From: Sage Weil <sage.weil@dreamhost.com>
Date: Thu, 27 Jan 2011 16:47:48 +0000 (-0800)
Subject: mds: cluster_fail instead of reset_cluster
X-Git-Tag: v0.25~231^2~43^2~5
X-Git-Url: http://git-server-git.apps.pok.os.sepia.ceph.com/?a=commitdiff_plain;h=bb72d95dc0905a8bb445cb1bdad53101d88e480e;p=ceph.git

mds: cluster_fail instead of reset_cluster

Mark all cluster members as failed, and blacklist.  Do not force up/failed
ranks to stopped, as that requires the admin to do other trickery.  This
keeps the cluster fail orthogonal to any journal discard/reset.
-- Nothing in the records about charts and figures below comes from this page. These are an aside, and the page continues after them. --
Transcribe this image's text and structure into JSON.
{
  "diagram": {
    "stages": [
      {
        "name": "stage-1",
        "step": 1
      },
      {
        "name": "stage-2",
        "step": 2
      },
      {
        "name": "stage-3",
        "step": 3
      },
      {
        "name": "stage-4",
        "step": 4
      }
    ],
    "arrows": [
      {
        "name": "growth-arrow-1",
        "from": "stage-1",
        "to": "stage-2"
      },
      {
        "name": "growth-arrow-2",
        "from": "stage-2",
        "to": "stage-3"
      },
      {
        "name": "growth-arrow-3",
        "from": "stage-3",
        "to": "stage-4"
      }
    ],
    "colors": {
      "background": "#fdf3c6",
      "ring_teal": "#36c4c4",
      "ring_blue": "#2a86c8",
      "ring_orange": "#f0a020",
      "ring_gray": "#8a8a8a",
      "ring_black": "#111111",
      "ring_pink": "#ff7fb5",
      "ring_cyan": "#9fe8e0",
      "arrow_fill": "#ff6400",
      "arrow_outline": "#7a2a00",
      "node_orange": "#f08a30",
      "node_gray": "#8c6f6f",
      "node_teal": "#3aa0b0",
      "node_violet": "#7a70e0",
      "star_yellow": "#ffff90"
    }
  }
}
Signed-off-by: Sage Weil <sage@newdream.net>
---

diff --git a/src/mon/MDSMonitor.cc b/src/mon/MDSMonitor.cc
index cf2f958f2685..63305d55392f 100644
--- a/src/mon/MDSMonitor.cc
+++ b/src/mon/MDSMonitor.cc
@@ -630,9 +630,9 @@ int MDSMonitor::fail_mds(std::ostream &ss, const std::string &arg)
   return 0;
 }
 
-int MDSMonitor::reset_cluster(std::ostream &ss)
+int MDSMonitor::cluster_fail(std::ostream &ss)
 {
-  dout(10) << "reset_cluster" << dendl;
+  dout(10) << "cluster_fail" << dendl;
 
   if (!pending_mdsmap.test_flag(CEPH_MDSMAP_DOWN)) {
     ss << "mdsmap must be marked DOWN first ('mds cluster_down')";
@@ -644,17 +644,6 @@ int MDSMonitor::reset_cluster(std::ostream &ss)
   }
 
   // --- reset the cluster map ---
-  pending_mdsmap.stopped.insert(pending_mdsmap.in.begin(),
-				pending_mdsmap.in.end());
-  pending_mdsmap.in.clear();
-  pending_mdsmap.stopped.insert(pending_mdsmap.failed.begin(),
-				pending_mdsmap.failed.end());
-  pending_mdsmap.failed.clear();
-  
-  pending_mdsmap.stopped.erase(0);
-  pending_mdsmap.failed.insert(0);
-  pending_mdsmap.in.insert(0);
-
   if (pending_mdsmap.mds_info.size()) {
     // blacklist all old mds's
     utime_t until = g_clock.now();
@@ -669,9 +658,12 @@ int MDSMonitor::reset_cluster(std::ostream &ss)
     mon->osdmon()->propose_pending();
   }
   pending_mdsmap.up.clear();
+  pending_mdsmap.failed.insert(pending_mdsmap.in.begin(),
+			       pending_mdsmap.in.end());
+  pending_mdsmap.in.clear();
   pending_mdsmap.mds_info.clear();
 
-  ss << "reset mds cluster to single mds";
+  ss << "failed all mds cluster members";
   return 0;
 }
 
@@ -753,8 +745,8 @@ bool MDSMonitor::prepare_command(MMonCommand *m)
       paxos->wait_for_commit(new Monitor::C_Command(mon, m, 0, rs, paxos->get_version()));
       return true;
     }
-    else if (m->cmd[1] == "cluster_reset") {
-      r = reset_cluster(ss);
+    else if (m->cmd[1] == "cluster_fail") {
+      r = cluster_fail(ss);
     }
     else if (m->cmd[1] == "cluster_down") {
       if (pending_mdsmap.test_flag(CEPH_MDSMAP_DOWN)) {
diff --git a/src/mon/MDSMonitor.h b/src/mon/MDSMonitor.h
index 372804b419ee..0f0b2e88581e 100644
--- a/src/mon/MDSMonitor.h
+++ b/src/mon/MDSMonitor.h
@@ -88,7 +88,7 @@ class MDSMonitor : public PaxosService {
 
   enum health_status_t get_health(std::ostream &ss) const;
   int fail_mds(std::ostream &ss, const std::string &arg);
-  int reset_cluster(std::ostream &ss);
+  int cluster_fail(std::ostream &ss);
 
   bool preprocess_command(MMonCommand *m);
   bool prepare_command(MMonCommand *m);